The National Hajj Commission of Nigeria, NAHCON, on Sunday confirmed that 145 Nigerians were killed in the September 24 stampede in Mina, Saudi Arabia.
Although Saudi authorities confirmed more than 769 pilgrims from across the world dead, the death toll is believed to be over 1,000 with Iran having the higher death casualty of over 400 people.

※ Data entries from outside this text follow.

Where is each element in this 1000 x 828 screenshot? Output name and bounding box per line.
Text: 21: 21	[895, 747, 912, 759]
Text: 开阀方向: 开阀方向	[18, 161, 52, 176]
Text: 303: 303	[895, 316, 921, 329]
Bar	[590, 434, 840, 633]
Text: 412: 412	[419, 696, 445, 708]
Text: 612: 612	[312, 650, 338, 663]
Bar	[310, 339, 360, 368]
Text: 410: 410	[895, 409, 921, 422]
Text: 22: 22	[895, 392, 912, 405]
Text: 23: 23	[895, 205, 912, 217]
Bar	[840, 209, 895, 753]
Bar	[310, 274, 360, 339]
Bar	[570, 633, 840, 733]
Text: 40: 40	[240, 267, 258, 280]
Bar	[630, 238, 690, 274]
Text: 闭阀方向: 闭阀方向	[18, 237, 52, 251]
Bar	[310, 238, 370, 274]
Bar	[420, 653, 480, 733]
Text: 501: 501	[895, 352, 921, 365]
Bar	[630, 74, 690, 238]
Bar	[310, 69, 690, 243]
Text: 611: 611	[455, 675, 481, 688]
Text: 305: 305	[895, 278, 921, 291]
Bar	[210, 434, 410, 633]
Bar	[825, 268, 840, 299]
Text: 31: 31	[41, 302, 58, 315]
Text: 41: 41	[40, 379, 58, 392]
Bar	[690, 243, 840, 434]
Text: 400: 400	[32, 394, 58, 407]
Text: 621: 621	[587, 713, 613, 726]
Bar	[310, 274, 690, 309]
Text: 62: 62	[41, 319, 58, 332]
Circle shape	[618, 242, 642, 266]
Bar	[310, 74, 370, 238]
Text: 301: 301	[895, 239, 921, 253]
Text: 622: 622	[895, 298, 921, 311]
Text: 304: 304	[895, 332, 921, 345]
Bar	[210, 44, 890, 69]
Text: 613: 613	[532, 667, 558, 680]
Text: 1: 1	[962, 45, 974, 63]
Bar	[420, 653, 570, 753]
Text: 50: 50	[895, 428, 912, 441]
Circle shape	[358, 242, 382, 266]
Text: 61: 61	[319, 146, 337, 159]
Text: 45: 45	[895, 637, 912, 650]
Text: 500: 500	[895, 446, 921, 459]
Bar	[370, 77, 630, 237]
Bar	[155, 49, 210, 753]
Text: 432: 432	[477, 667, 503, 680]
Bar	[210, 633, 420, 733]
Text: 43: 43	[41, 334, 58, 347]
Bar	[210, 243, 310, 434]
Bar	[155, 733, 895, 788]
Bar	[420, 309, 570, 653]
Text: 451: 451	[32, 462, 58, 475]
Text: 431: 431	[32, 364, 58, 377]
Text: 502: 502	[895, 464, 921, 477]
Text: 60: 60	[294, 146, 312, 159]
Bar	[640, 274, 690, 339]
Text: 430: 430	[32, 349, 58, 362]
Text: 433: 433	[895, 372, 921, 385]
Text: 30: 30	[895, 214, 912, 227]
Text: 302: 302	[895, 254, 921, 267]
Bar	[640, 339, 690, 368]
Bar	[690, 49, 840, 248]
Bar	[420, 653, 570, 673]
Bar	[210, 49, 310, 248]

About 1,000 people were also injured during the stampede on one of the roads leading to the Jamarat complex (stone throwing site) in Mina.
Briefing journalists in Mecca in an update, NAHCON’s commissioner in charge of Planning, Research, Information and Library Services, Saleh Okenwa, said that seven of the 42 injured pilgrims were still on admission at various hospitals in Saudi Arabia.
He, however, said that the number of pilgrims earlier declared missing had reduced from 214 to165 following the discovery of additional bodies of some Nigerians killed in the stampede.
On the transportation of pilgrims back to Nigeria, NAHCON’s Commissioner in charge of Operation, Saleh Modibbo, said that more than 60 per cent of the pilgrims had been transported back to the country.
Specifically, he said that 40,850 of the 76,000 Nigerians, who performed the pilgrimage had been transported back to the country.
Among those transported back to Nigeria are pilgrims from Kwara, Gombe and Nassarawa states.
Mr. Modibbo said that the various committees set up by NAHCON helped in processing the pilgrims’ documents and luggage.
The Chairman of the commission, Abdullahi Mukhtar, said while fielding questions from journalists that the Nigerian mission in Saudi Arabia would continue to monitor the seven injured pilgrims still on admission at various Saudi hospitals even after the Hajj operation.
“We have consistently been monitoring them; the Nigerian mission in Saudi Arabia will continue to monitor them after the hajj operation until they are discharged,” he said.
Mr. Mukhtar said that bodies of the deceased had been buried according to Islamic rights.
He said it was not true that the deceased were buried en masse as speculated in a section of the Nigerian society.
The chairman said that the Saudi authorities took finger prints of the deceased and that DNA tests would be conducted on mutilated bodies to ascertain whether those declared missing were dead or alive.
“Blood samples of the deceased pilgrims already in Saudi Arabia were taken while that of those who do not have immediate members of their families here will be taken in Nigeria and transported to Mecca for the test,” he stated.
On victims of the crane crash, he said that the Nigerian mission had details on the affected persons, adding, “the mission is pursuing their cases until compensation is paid.”